Literature 12 is broken down into four main units: Anglo-Saxon and Medieval Literature; Renaissance and 17th Century Literature; 18th Century and Romantic Literature; and Victorian and 20th Century Literature. Students study the following works: Beowulf, The Canterbury Tales, "Bonnie Barbara Allan," Sir Gawain and the Green Knight, Wyatt's "Whoso List to Hunt," Marlowe's "The Passionate Shepherd to His Love," Shakespeare's Sonnet 29, 116, 130, and Hamlet, Donne's "A Valediction: Forbidding Mourning" and "Death be not Proud...", Herrick's "To the Virgins," Milton's "On His Blindness" and Paradise Lost, Pepys' "The Fire of London," Chudleigh's "To the Ladies," Pope's "Rape of the Lock," Swift's "A Modest Proposal," Burn's "To a Mouse," Blake's "The Tyger" and "The Lamb," Gray's "Elegy Written in a Country Churchyard," Wordsworth's "My Heart Leaps Up," and "The World Is Too Much with Us," Coleridge's "The Rime of the Ancient Mariner," Byron's "Apostrophe to the Ocean," Shelley's "Ode to the West Wind," Keats' "Ode to a Nightingale" and "When I Have Fears...", Tennyson's "Ulysses," Barrett Browning's "Sonnet 43," Browning's "My Last Duchess," Bronte's "Song," Arnold's "Dover Beach," Hardy's "The Darkling Thrush," Dickinson's "Because I Could Not Stop For Death," Owen's "Dulce et Decorum Est," Yeats' "The Second Coming," Eliot's "The Hollow Men," Thomas's "Do Not Go Gentle into That Good Night," Smith's "Pretty," and Atwood's "Disembarking at Quebec."

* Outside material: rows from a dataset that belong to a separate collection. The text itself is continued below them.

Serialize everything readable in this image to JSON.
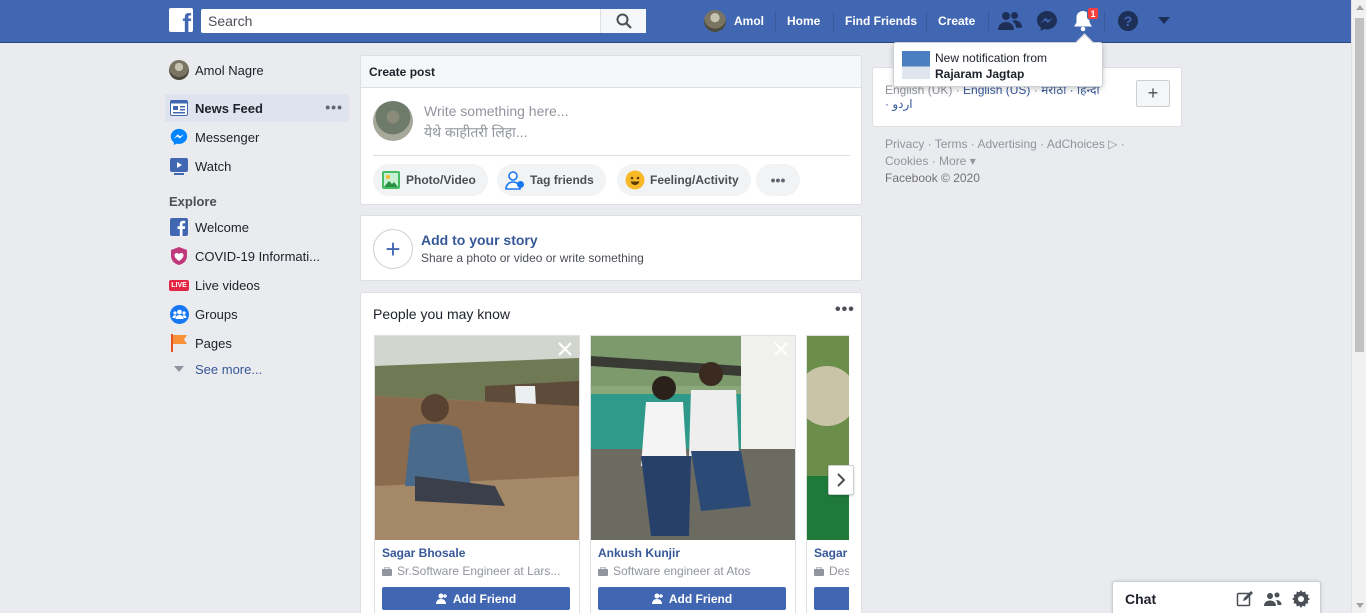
{
  "topbar": {
    "logo": "f",
    "search_placeholder": "Search",
    "profile_name": "Amol",
    "links": [
      "Home",
      "Find Friends",
      "Create"
    ],
    "notification_count": "1",
    "brand_color": "#4267b2"
  },
  "notification_popup": {
    "line1": "New notification from",
    "name": "Rajaram Jagtap"
  },
  "left_nav": {
    "profile": "Amol Nagre",
    "main_items": [
      {
        "label": "News Feed",
        "icon": "news-feed-icon"
      },
      {
        "label": "Messenger",
        "icon": "messenger-icon"
      },
      {
        "label": "Watch",
        "icon": "watch-icon"
      }
    ],
    "more_dots": "•••",
    "explore_heading": "Explore",
    "explore_items": [
      {
        "label": "Welcome",
        "icon": "facebook-icon"
      },
      {
        "label": "COVID-19 Informati...",
        "icon": "covid-heart-icon"
      },
      {
        "label": "Live videos",
        "icon": "live-icon"
      },
      {
        "label": "Groups",
        "icon": "groups-icon"
      },
      {
        "label": "Pages",
        "icon": "flag-icon"
      }
    ],
    "live_badge": "LIVE",
    "see_more": "See more..."
  },
  "create_post": {
    "header": "Create post",
    "placeholder_en": "Write something here...",
    "placeholder_mr": "येथे काहीतरी लिहा...",
    "actions": [
      "Photo/Video",
      "Tag friends",
      "Feeling/Activity"
    ],
    "more": "•••"
  },
  "story": {
    "plus": "+",
    "title": "Add to your story",
    "subtitle": "Share a photo or video or write something"
  },
  "pymk": {
    "title": "People you may know",
    "more": "•••",
    "people": [
      {
        "name": "Sagar Bhosale",
        "work": "Sr.Software Engineer at Lars...",
        "button": "Add Friend"
      },
      {
        "name": "Ankush Kunjir",
        "work": "Software engineer at Atos",
        "button": "Add Friend"
      },
      {
        "name": "Sagar",
        "work": "Des",
        "button": ""
      }
    ]
  },
  "languages": {
    "line1_prefix": "English (UK)",
    "sep": " · ",
    "current": "English (US)",
    "others": "मराठी · हिन्दी",
    "line2": "· اردو",
    "add": "+"
  },
  "footer": {
    "line1": "Privacy · Terms · Advertising · AdChoices ▷ ·",
    "line2": "Cookies · More ▾",
    "copyright": "Facebook © 2020"
  },
  "chat": {
    "label": "Chat"
  }
}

In addition, students will read and study: Austen's Pride and Prejudice, Dickens' Great Expectations, Wilde's The Importance of Being Ernest, Shaw's Pygmalion, Fitzgerald's The Great Gatsby, Conrad's Heart of Darkness, and Wharton's Ethan Frome.
Come experience the wonderful world of literature!